Opinion

William Scholes: First they came for your flags, then they came for your lasagnes

William Scholes

William Scholes

William has worked at The Irish News since 2002. His areas of interest include religion and motoring.

DUP leader Arlene Foster attempts to hide her shock at MEP Diane Dodds's revelation that lasagne could be a Brexit casualty following their meeting with EU negotiator Michel Barnier. Picture by AP Photo/Francisco Seco
DUP leader Arlene Foster attempts to hide her shock at MEP Diane Dodds's revelation that lasagne could be a Brexit casualty following their meeting with EU negotiator Michel Barnier. Picture by AP Photo/Francisco Seco DUP leader Arlene Foster attempts to hide her shock at MEP Diane Dodds's revelation that lasagne could be a Brexit casualty following their meeting with EU negotiator Michel Barnier. Picture by AP Photo/Francisco Seco

'HELL' can mean a lot of different things to a lot of different people. For some, it is other people's children.

A sub-category of this particular hell is other people talking about their children.

The mere mention of the word can conjure up cartoonish images of gleeful little devils armed with tridents bouncing around while unquenchable flames lick around hell's prisoners.

A more theological definition might be that hell is the absence of God.

Dante reckoned there were as many as nine levels, or circles, of hell. He details these in the Inferno, which is the first section of his epic poem Divine Comedy: limbo, lust, gluttony, greed, wrath, heresy, violence, fraud and treachery.

Many readers do not even get as far as the heresy and violence before concluding that Dante himself and all his works should also be consigned to hell.

Theresa May, the beleaguered British prime minister, is deep into what the more melodramatic elements of the media have dubbed her own 'hell week' - and that's without including a reception she hosted for journalists at Downing Street yesterday.

Rather, it is Brexit, in all its wretched dimensions, that is the source of her troubles.

The negotiations between the EU and the UK can be relied upon to throw up a fresh hell every few days.

Mrs May's version of hell this week centred on whether her apparently doomed Chequers plan can be resuscitated to stagger into next week. There, another circle of hell lies in wait on Wednesday when she is due to meet EU leaders in Brussels.

Never mind the nine circles of hell - Brexit has already visited all of them and is wearing the T-shirt while it descends to levels even Dante cannot have dreamed possible.
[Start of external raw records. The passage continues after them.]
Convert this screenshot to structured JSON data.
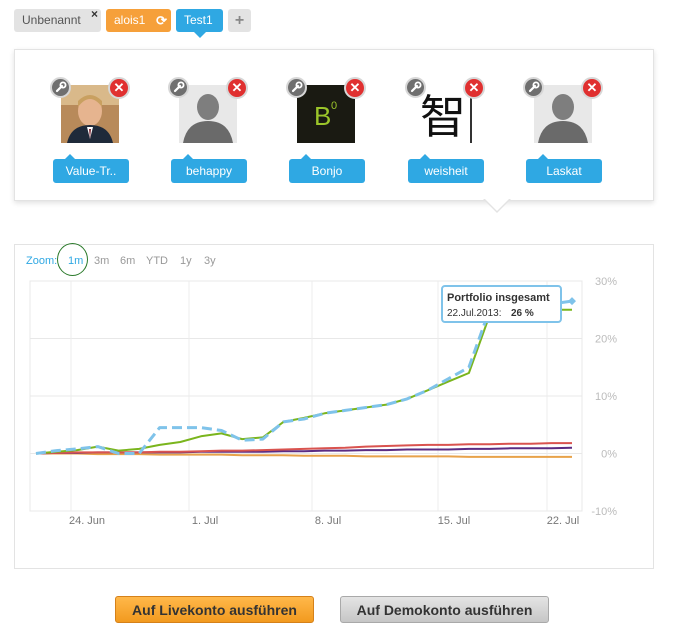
{
  "tabs": [
    {
      "label": "Unbenannt",
      "close": "×"
    },
    {
      "label": "alois1"
    },
    {
      "label": "Test1"
    },
    {
      "label": "+"
    }
  ],
  "members": [
    {
      "name": "Value-Tr..",
      "avatar": "photo"
    },
    {
      "name": "behappy",
      "avatar": "silhouette"
    },
    {
      "name": "Bonjo",
      "avatar": "b0-logo",
      "logo_text": "B",
      "logo_sup": "0"
    },
    {
      "name": "weisheit",
      "avatar": "kanji",
      "kanji": "智"
    },
    {
      "name": "Laskat",
      "avatar": "silhouette"
    }
  ],
  "member_close_glyph": "✕",
  "chart": {
    "zoom_label": "Zoom:",
    "zoom_options": [
      "1m",
      "3m",
      "6m",
      "YTD",
      "1y",
      "3y"
    ],
    "tooltip": {
      "title": "Portfolio insgesamt",
      "date": "22.Jul.2013:",
      "value": "26 %"
    }
  },
  "chart_data": {
    "type": "line",
    "x_ticks": [
      "24. Jun",
      "1. Jul",
      "8. Jul",
      "15. Jul",
      "22. Jul"
    ],
    "y_ticks": [
      "30%",
      "20%",
      "10%",
      "0%",
      "-10%"
    ],
    "ylim": [
      -10,
      30
    ],
    "grid": true,
    "colors": {
      "portfolio": "#7fc3ea",
      "green": "#7ab51d",
      "red": "#d9534f",
      "purple": "#5b2c83",
      "orange": "#e8a24a"
    },
    "series": [
      {
        "key": "portfolio",
        "dashed": true,
        "values": [
          0,
          0.5,
          0.8,
          1.2,
          0,
          0,
          4.5,
          4.5,
          4.5,
          4.0,
          2.3,
          2.5,
          5.5,
          6.0,
          7.0,
          7.5,
          8.0,
          8.5,
          9.5,
          11.0,
          13.0,
          15.0,
          25.0,
          26.0,
          26.0,
          26.0,
          26.5
        ]
      },
      {
        "key": "green",
        "values": [
          0,
          0.3,
          0.6,
          1.2,
          0.5,
          0.8,
          1.5,
          2.0,
          3.0,
          3.5,
          2.5,
          2.8,
          5.5,
          6.2,
          7.0,
          7.5,
          8.0,
          8.5,
          9.5,
          11.0,
          12.5,
          14.0,
          24.0,
          24.5,
          25.0,
          25.0,
          25.0
        ]
      },
      {
        "key": "red",
        "values": [
          0,
          0.1,
          0.2,
          0.2,
          0.2,
          0.2,
          0.3,
          0.3,
          0.4,
          0.5,
          0.5,
          0.6,
          0.7,
          0.8,
          0.9,
          1.0,
          1.2,
          1.3,
          1.4,
          1.5,
          1.5,
          1.6,
          1.6,
          1.7,
          1.7,
          1.8,
          1.8
        ]
      },
      {
        "key": "purple",
        "values": [
          0,
          0.1,
          0.1,
          0.2,
          0.2,
          0.2,
          0.2,
          0.2,
          0.3,
          0.3,
          0.3,
          0.3,
          0.4,
          0.4,
          0.5,
          0.5,
          0.6,
          0.6,
          0.7,
          0.7,
          0.7,
          0.8,
          0.8,
          0.9,
          0.9,
          0.9,
          1.0
        ]
      },
      {
        "key": "orange",
        "values": [
          0,
          0,
          0,
          -0.1,
          -0.1,
          -0.1,
          -0.2,
          -0.2,
          -0.2,
          -0.2,
          -0.3,
          -0.3,
          -0.3,
          -0.4,
          -0.4,
          -0.4,
          -0.5,
          -0.5,
          -0.5,
          -0.5,
          -0.5,
          -0.6,
          -0.6,
          -0.6,
          -0.6,
          -0.6,
          -0.6
        ]
      }
    ]
  },
  "buttons": {
    "live": "Auf Livekonto ausführen",
    "demo": "Auf Demokonto ausführen"
  }
}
Could he have foreseen the DUP finding itself in a position of central influence at Westminster in the most critical period in the UK's history since the Second World War?

Things took a savoury twist this week.

The DUP's Diane 'wife of the mighty' Dodds, who readers may remember is an MEP, served up the opinion that if the UK government agreed with the EU's interpretation of the border backstop, then lasagnes would face the ignominy of having to be checked as they entered Northern Ireland from Britain.

Though it may offer a rare glimpse of domestic life chez 'the mighty' Dodds, it should be emphasised that no irony was intended when Mrs Dodds lamented the possible demise of a dish that is as Italian or - whisper it, European - as you could wish for. The DUP might do beef lasagne, but it doesn't do irony.

Proposals to avoid a hard border inevitably end up with the realisation that there will have to be regulatory checks on goods moving between Britain and Northern Ireland.

Though it may offer a rare glimpse of domestic life chez 'the mighty' Dodds, no irony was intended when Mrs Dodds lamented the possible demise of a quintessentially European dish. The DUP might do beef lasagne, but it doesn't do irony

The DUP regards this as tantamount to putting a border in the sea - quite close to where it wants to build the impossible bridge to Scotland, as it happens - and therefore an existential threat to its view of the Union.

Mrs Dodds was speaking following a meeting on Tuesday with the EU's chief negotiator Michel Barnier. With customary disregard for detail, the DUP calls him Michelle.

During her impassioned denunciation of the EU's position, the MEP referred to "my information".

Although it was unclear if Mrs Dodds had a sheaf of Post-it notes in front of her while she made her remarks, this did set alarm bells ringing in my head.

We are given to understand that Mrs Dodds is the current beneficiary of the special advice and information of the special sort served up by Andrew Crawford, an erstwhile DUP special adviser at the equally erstwhile Stormont.

Dr Crawford, you may remember, is inextricably linked to the Renewable Heat Incentive scheme, a special shambles even by Stormont's especially shambolic standards.

On the basis of his evidence to the RHI inquiry, the reasonable man or woman will have likely formed the view that Dr Crawford is a balloon. The DUP, meanwhile, values his advice on Brexit.

At Westminster, the DUP has warned Mrs May that if it doesn't like the legal text of the backstop agreement, it will vote against the government's upcoming budget.

That would be hellish for the prime minister, with the potential to trigger a chain of events ending with a vote of no confidence and a general election.

How does 'First they came for your flags, then they came for your lasagnes' sound as an election slogan?